Izzo, I think that the media coverage is somewhat designed to make people ‘panic’, but the researchers have certainly played up the effects to court publicity. Look at this from the BBC article, where it mentions the hormonal effects of coming off the pill are found comparable to women ending pregnancy (so completely natural) and then the lead researcher goes and tries to scare people:

“The researchers suspect that the results were related to the way the pill simulates a state of pregnancy in women. Once pregnant, the need for a compatible partner for children recedes, they believe.

But lead researcher Dr Craig Roberts warned such changes could lead to problems. “It could ultimately lead to the breakdown of relationships when women stop using the contraceptive pill, as odour perception plays a significant role in maintaining attraction to partners.”

Nevermind the fact that this effect happens once women have given birth anyway, and cuples still manage to stay together. SCARE-MONGERING!

George // Posted 21 August 2008 at 4:19 pm

“It could ultimately lead to the breakdown of relationships when women stop using the contraceptive pill, as odour perception plays a significant role in maintaining attraction to partners.”
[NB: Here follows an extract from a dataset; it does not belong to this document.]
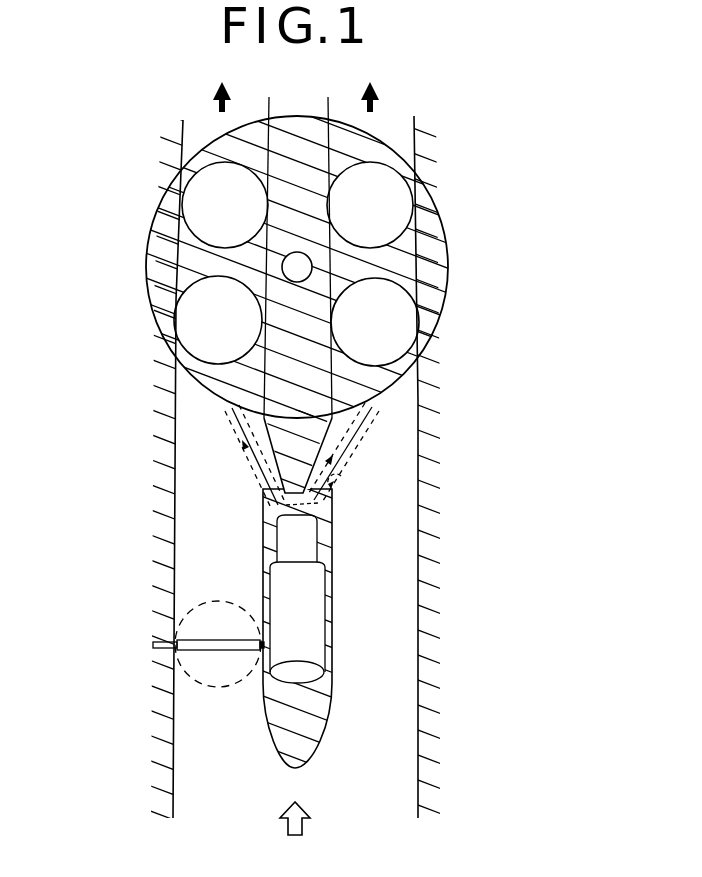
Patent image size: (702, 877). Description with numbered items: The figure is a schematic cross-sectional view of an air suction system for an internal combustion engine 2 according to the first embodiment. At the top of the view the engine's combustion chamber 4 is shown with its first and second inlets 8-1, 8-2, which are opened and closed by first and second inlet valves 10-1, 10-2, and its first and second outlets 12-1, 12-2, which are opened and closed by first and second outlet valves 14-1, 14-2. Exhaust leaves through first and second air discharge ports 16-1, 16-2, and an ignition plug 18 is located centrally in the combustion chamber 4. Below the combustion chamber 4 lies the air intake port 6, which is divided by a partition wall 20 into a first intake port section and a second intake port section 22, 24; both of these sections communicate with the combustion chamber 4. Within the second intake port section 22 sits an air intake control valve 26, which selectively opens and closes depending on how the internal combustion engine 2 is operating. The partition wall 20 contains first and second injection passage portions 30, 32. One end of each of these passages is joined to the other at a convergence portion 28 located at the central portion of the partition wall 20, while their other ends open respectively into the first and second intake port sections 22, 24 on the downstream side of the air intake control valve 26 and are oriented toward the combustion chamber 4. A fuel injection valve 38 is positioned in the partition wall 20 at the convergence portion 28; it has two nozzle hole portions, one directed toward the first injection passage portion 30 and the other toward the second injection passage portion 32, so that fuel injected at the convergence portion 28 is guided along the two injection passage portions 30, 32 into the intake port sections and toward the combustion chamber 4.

Yep, that’s right. The main reason I stay with my long-term partner isn’t because he is a kind, sensitive, attractive, interesting individual. It’s because he smells right.

Because, of course, all of us just float in and out of relationships following our noses, rather than making (rational, emotional, difficult, whatever) choices about who we spend our lives with. And all of us are cis-women who only fancy men and all want long-term relationships.

I just can’t stand reductionist science, especially when it starts touching on subjects that are as complex as human relationships.